Induction of dHL-60 cell differentiation
HL-60 (ATCC: CCL-240), a human myeloid neutrophil-like cell, was cultured in RPMI-1641 (Sigma, USA) with 20% fetal bovine serum (FBS) and 1% penicillin/streptomycin and maintained in a 5% CO2 incubator at 37°C. The cells were incubated with 1.25% DMSO in 5% CO2 at 37°C for 5 days to allow them to differentiate into neutrophils, which were recorded as dHL-60. Differentiation was verified by flow cytometry and Giemsa staining.
Flow cytometry
Pre-differentiated and post-differentiated HL-60 cells (5×106 cells) were collected. Goat serum was blocked on ice for 30 min, and the cells were incubated with goat anti-rat CD11b antibody coupled with Alexa fluor647 dye (BD Biosciences) and goat anti-rabbit CD16 antibody coupled with Alexa fluor488 dye (BD Biosciences) for 30 min at 4°C protected from light. Finally, the cells were resuspended in 100 µl PBS and the cell suspension was transferred to flow cytometry tubes for flow cytometry analysis (CytoFLEX S, Beckman). Analysis was performed using Flow-jo (V10.8.1) software (BD, USA).
Actinomycin D assay
To determine whether IL-8 accumulation occurs at the transcriptional level, CRC cells were pretreated with actinomycin D (2 ug/ml; FDbio, China) for 30 min, followed by treatment with 18:0–18:1 PE (10 ug/ml) for 3 h, and RNA was extracted for RT-qPCR. To determine whether IL-8 post-transcriptional regulation differed in the experimental and control groups, CRC cells were treated with 18:0–18:1 PE (10 ug/ml) for 3 h prior to actinomycin D (2ug/mL) treatment. RNA was extracted at different time points for RT-qPCR detection of IL-8 mRNA. The cDNA generation and RT-PCR methods were as described previously51. IL-8 mRNA abundance was analyzed with GAPDH as an endogenous control.
Luciferase assay
IL-8 activation was measured using the IL-8-dependent luciferase reporter gene (pGL3-IL8-Luc (-1481 + 44)). All experiments were performed according to the kit instructions (Promega). Cells were inoculated in 96-well plates and cell lysis buffer was transferred to black microtiter plates. Firefly luciferase reaction solution was then added and firefly luciferase activity was measured. The activity was measured after incubation with Renilla luciferase reaction solution.
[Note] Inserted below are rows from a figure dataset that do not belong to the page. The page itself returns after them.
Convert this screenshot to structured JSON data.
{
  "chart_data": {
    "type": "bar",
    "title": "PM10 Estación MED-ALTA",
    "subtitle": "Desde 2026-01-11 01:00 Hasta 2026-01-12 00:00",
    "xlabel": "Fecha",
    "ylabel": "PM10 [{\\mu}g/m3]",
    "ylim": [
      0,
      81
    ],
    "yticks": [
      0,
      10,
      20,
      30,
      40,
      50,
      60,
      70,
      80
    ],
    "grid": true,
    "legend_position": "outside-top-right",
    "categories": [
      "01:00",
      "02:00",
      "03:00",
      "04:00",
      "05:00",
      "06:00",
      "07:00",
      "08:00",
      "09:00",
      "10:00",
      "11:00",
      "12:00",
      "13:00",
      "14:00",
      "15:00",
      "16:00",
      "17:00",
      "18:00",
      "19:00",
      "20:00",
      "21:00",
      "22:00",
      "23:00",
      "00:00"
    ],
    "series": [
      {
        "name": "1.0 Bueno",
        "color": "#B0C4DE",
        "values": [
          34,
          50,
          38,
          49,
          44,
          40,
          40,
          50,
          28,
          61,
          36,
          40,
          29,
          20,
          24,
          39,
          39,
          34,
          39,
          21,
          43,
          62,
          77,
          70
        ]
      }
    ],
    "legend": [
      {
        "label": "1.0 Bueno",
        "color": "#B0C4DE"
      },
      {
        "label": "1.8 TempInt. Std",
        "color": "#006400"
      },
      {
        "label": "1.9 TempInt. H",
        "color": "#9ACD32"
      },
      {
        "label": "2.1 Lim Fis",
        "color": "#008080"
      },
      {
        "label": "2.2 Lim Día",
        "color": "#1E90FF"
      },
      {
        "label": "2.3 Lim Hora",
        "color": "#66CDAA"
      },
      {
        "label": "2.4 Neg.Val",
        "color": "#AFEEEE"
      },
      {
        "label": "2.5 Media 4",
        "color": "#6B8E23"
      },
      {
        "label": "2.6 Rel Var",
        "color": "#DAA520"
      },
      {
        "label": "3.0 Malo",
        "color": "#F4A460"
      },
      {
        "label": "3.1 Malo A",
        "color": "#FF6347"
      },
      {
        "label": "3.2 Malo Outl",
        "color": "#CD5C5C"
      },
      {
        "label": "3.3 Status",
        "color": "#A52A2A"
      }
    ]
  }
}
Statistics and Reproducibility
Error lines indicate mean ± SD. Statistical analyses were performed using Prism9 (GraphPad software), ImageJ software, or SPSS software Statistics 22 (IBM Corp.). To compare two groups, P values were calculated using a two-sided Student's t test. For comparison of more than two groups, P values were calculated using ANOVA. A two-sided χ2 test was used. Survival curves were plotted using the Kaplan-Meier method. Correlation analysis was performed using Correlation of Ozone correlations. The relationship between ECI2 expression and clinicopathological characteristics was analyzed using the chi-square test and Pearson correlation. P < 0.05 was considered significant (*, p < 0.05; **, p < 0.01; ***, p < 0.001; ****, p < 0.0001, and ns denotes no statistical difference). Each experiment was repeated independently at least three times.